Paterson, nestled between affluent the Garden State's more affluent areas, is one of the poorest cities in New Jersey. The southern part of the city is home to a large Palestinian and Turkish population, which has earned it the dueling nicknames of "Little Ramallah" and "Little Istanbul." About 20 percent of its 150,000 residents are Muslim, and home to immigrants from around 50 countries. The town has half a dozen mosques, and many restaurants, hookah lounges and Halal grocery stores catering to its large immigrant population.


But many of the residents VICE News interviewed, including a woman who lived across the road from him, said they'd never seen Saipov before.

An "altercation" with Saipov

Carlos Batista, a 23-year-old construction worker, was one of the few neighbors who did recall once interacting with Saipov. He said that earlier this summer, he'd gotten into an "altercation" with Saipov, who was with two of his friends at the time.

"It was over a dirt bike — I was making too much noise coming up and down the block," Batista said. "It was pretty late. They approached me in a disrespectful way. They said put the effing [sic] bike away. I had my own words of choice for them."

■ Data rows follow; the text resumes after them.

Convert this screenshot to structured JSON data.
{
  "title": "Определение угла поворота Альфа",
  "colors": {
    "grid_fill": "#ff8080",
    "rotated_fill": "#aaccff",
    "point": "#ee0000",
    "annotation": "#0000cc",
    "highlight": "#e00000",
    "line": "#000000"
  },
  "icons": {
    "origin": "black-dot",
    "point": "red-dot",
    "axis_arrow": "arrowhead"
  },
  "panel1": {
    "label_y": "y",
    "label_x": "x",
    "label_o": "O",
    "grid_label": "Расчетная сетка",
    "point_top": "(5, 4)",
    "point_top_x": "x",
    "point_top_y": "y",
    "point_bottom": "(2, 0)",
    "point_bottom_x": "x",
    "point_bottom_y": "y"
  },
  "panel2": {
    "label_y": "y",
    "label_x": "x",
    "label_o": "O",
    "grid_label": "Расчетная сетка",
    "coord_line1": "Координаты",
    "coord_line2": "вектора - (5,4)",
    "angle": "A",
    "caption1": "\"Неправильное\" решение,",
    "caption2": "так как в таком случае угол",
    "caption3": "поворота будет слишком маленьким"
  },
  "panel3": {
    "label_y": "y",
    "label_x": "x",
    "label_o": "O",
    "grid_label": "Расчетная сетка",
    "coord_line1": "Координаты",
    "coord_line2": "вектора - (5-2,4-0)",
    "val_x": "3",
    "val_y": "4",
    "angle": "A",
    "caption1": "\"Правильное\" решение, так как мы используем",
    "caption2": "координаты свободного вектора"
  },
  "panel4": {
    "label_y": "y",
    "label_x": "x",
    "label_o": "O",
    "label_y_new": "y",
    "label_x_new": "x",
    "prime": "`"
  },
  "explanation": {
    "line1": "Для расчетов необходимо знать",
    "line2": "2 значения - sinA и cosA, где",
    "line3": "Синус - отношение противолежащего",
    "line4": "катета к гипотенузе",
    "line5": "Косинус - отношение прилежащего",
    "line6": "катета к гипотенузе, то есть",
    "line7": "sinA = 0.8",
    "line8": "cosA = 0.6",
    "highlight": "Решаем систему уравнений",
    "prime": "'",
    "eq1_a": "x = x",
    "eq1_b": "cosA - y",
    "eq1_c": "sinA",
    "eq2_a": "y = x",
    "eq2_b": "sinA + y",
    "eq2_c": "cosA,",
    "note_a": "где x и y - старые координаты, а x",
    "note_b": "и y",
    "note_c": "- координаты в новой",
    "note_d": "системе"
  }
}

Batista recalled that Saipov then said something in Uzbek to his friends, and then looked at him, and said "it's alright, we don't want any problems'." After that interaction, the two men maintained civil relations, waving whenever they passed each other on the street. Batista says he rarely saw Saipov with his family — he was always with those same two friends, who looked just like him.

"If the United States continues to terrorize Muslims, someone's gonna stand up."

Saipov reportedly attended the Omar Mosque, a large white building with green awning just around the corner from where he lived. On Wednesday, the mosque's gates were locked, and its side entrance for women was cordoned off with police tape. Later in the afternoon, it reopened for afternoon prayers.


One man, who declined to give his name, told VICE News as he left the mosque that he prayed there almost every day but had never once seen Saipov. "That's a hole in the narrative," he said.

But another man, who gave his name as Abu Mohammad — who said he recently joined Omar Mosque when leaders of his previous mosque kicked him out because he voted for President Donald Trump — said he had seen Saipov.

"I've seen him, I've seen him many times," Mohammad said. "He's a very, very nice guy. He always smiles to people's faces, never curses. I come here once a week. I don't come here a lot but I probably see him every two or three months when his wife and kids sometimes come to the mosque. "

"I wasn't shocked"

Mohammad thinks that US foreign policy, including the Iraq War, pushed Saipov over the edge. "Why he did that, I don't know. I wasn't shocked," Mohammad said. "If the United States continues to terrorize Muslims, someone's gonna stand up."

Other residents feared that Saipov's actions would only fuel negative stereotypes of Muslims in the United States and could lead to an uptick in bias incidents.

Saif Tawara, a Palestinian-Jordan who runs an Arabic sweets shop just blocks from where Saipov lived, said he'd never seen the suspect, whose face was now plastered over every major news network.

"People are gonna look at me and think I'm like that."

As CNN commentators on a TV screen parsed the details of Tuesday's attack, Tawara told VICE News that he was worried about how Saipov's actions would reflect his neighborhood and its Muslim community.

"I called my friend, and said, 'If you don't have nothing to do today, stay home,'" said Tawara. "People are gonna look at me and think I'm like that. I hope people will be more open minded than that. He's like the guy in Las Vegas. It was just him — an individual, a sick person.

"I was disappointed when I learned he was Muslim, and I feel very bad for the victims," he went on. "He's a loser; I would never pay attention to him. It's the victims I want to think about, and send condolences to the families."

As he spoke, Tawara prepared a plate of baklava to give to a VICE News reporter. He refused to let the reporter leave empty-handed, gesturing at the journalists debating the attack on CNN.

"I want you to see a better picture of us here," he said, "than what you see up there."